Bhutto was right. By the same token, his PPP had no claim over what is
now Bangladesh since his party was not even in the contest in the
East. Of course Bhutto could never extend, publicly, the logic of his
assertion.
But two contemporary realities make disintegration virtually
impossible. Pakistan has a strong nationalist institution in the armed
forces. Even in 1971, Bangladesh could not have been born without the
defeat and humiliation of the Pak armed forces in a war against India.
East and West would have had to find a different solution, but that is
another story.
Second, Tehrik-e-Taliban and its allies do not represent a threat to
the geography of Pakistan. They are challenging what they believe is a
wishy-washy compromise that currently passes as the ideology of the
state.

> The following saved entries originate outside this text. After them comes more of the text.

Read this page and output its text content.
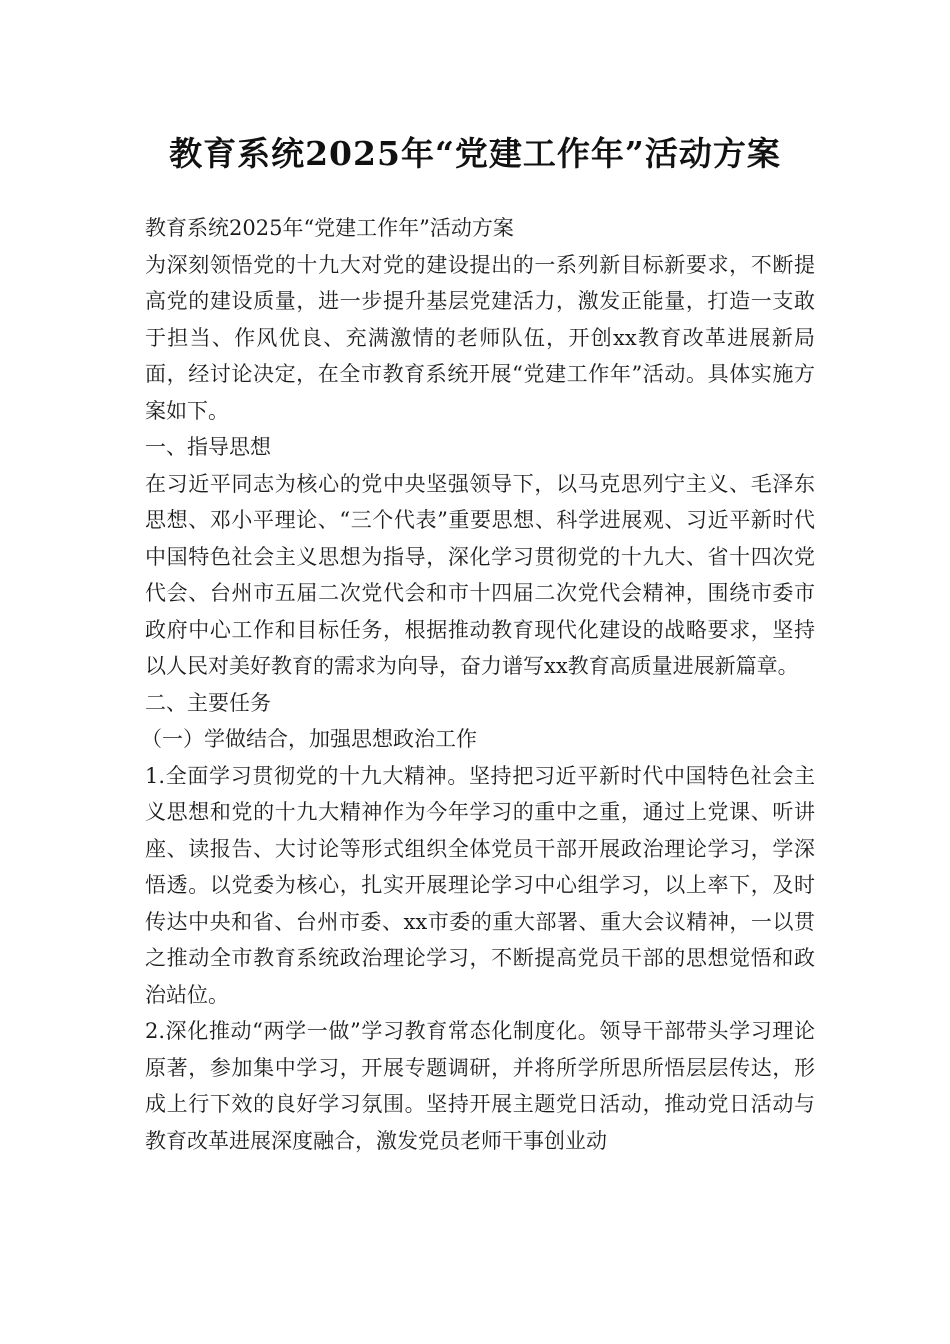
教育系统2025年“党建工作年”活动方案

教育系统2025年“党建工作年”活动方案

为深刻领悟党的十九大对党的建设提出的一系列新目标新要求，不断提高党的建设质量，进一步提升基层党建活力，激发正能量，打造一支敢于担当、作风优良、充满激情的老师队伍，开创xx教育改革进展新局面，经讨论决定，在全市教育系统开展“党建工作年”活动。具体实施方案如下。

一、指导思想

在习近平同志为核心的党中央坚强领导下，以马克思列宁主义、毛泽东思想、邓小平理论、“三个代表”重要思想、科学进展观、习近平新时代中国特色社会主义思想为指导，深化学习贯彻党的十九大、省十四次党代会、台州市五届二次党代会和市十四届二次党代会精神，围绕市委市政府中心工作和目标任务，根据推动教育现代化建设的战略要求，坚持以人民对美好教育的需求为向导，奋力谱写xx教育高质量进展新篇章。

二、主要任务

（一）学做结合，加强思想政治工作

1.全面学习贯彻党的十九大精神。坚持把习近平新时代中国特色社会主义思想和党的十九大精神作为今年学习的重中之重，通过上党课、听讲座、读报告、大讨论等形式组织全体党员干部开展政治理论学习，学深悟透。以党委为核心，扎实开展理论学习中心组学习，以上率下，及时传达中央和省、台州市委、xx市委的重大部署、重大会议精神，一以贯之推动全市教育系统政治理论学习，不断提高党员干部的思想觉悟和政治站位。

2.深化推动“两学一做”学习教育常态化制度化。领导干部带头学习理论原著，参加集中学习，开展专题调研，并将所学所思所悟层层传达，形成上行下效的良好学习氛围。坚持开展主题党日活动，推动党日活动与教育改革进展深度融合，激发党员老师干事创业动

They want a hardline Islamic Pakistan, not a divided Pakistan.
They believe a Sharia-driven Sunni Islam can check sub-nationalism.
They do not want to drive the Baloch or the Pathan away; if anything,
their dreams are expansionist, seeking ideological territory in
Afghanistan and then an alliance with compatible Sunni movements and
militias further west. If they have an enemy within the folds of
believers, it is the Shia, who they condemn as heretics.
The Taliban has begun military operations against two sectarian
parties: the MQM, the front of North Indian refugees, and ANP [Awami
National Party] of the Frontier. The third enemy is PPP, which is
likely to become a Sindh party after this poll. The Taliban is not
talking about merely defeating them in elections. It is seeking to
eliminate them physically. Over a hundred died, and more than 300 were
wounded, during April alone, when campaign season began. At its end,
former PPP Prime Minister Yousuf Gilani’s son, Ali Haider Gilani, was
kidnapped in Multan. As Ahmad Rashid, the renowned author and
journalist, put it, the “polarisation, murder and mayhem” are
unprecedented.
In a land where peace is news, a large island of calm will inevitably
invite questions. Strangely, or perhaps logically, there is little
violence in Punjab. Most observers attribute this to an implicit
understanding between the principal adversaries for power in Punjab,
Nawaz Sharif’s Pakistan Muslim League and Imran Khan’s
Tehreek-e-Insaf. Even if this were true, this is only a very small
part of the story.
The Taliban and its friends are wiser than we imagine. This is so
obviously a tactical decision, not a strategic one. Taliban and
Company believe they can seize the surround, providing them with a
larger operating base for the final phase in their war for the control
of Pakistan, which will take place in Punjab. Neither Imran nor Nawaz
is a Taliban ally. For this election, the democrats [Nawaz and Imran],
and Taliban are using each other as a cat’s paw. Their turn will come
after the elections.
The extremists have also sharpened their appeal by exploiting a
fundamental weakness of Pakistan’s democratic parties, their
collective capitulation to feudalism. Pakistan has never had genuine
land reform. Bhutto, who flirted with socialism, tried, failed and
abandoned the thought. Islam plus land is a powerful slogan for the
peasant. The New York Times quotes Maulana Abdul Khaliq Rehmani, a
candidate of the Ahle-Sunnat wal-Jamaat, a legal offshoot of
Sipah-e-Sahaba Pakistan, telling a rural rally: “Feudalism has
paralyzed Pakistan.” He also adds, for good measure, that “Islamabad
is a colony of America.” The Jamaat has put up 130 candidates, and
less than ten might win; but they are sowing seeds for conflicts
within the near future.
The most ominous result for Pakistan would be a confused legislature.
It would encourage the worst instincts of the army and inspire hopes
among extremists that their gun-stoked theocracy is the only option
that can bring order to the country. This is what makes results more
important than the polls. Whoever wins, should win big.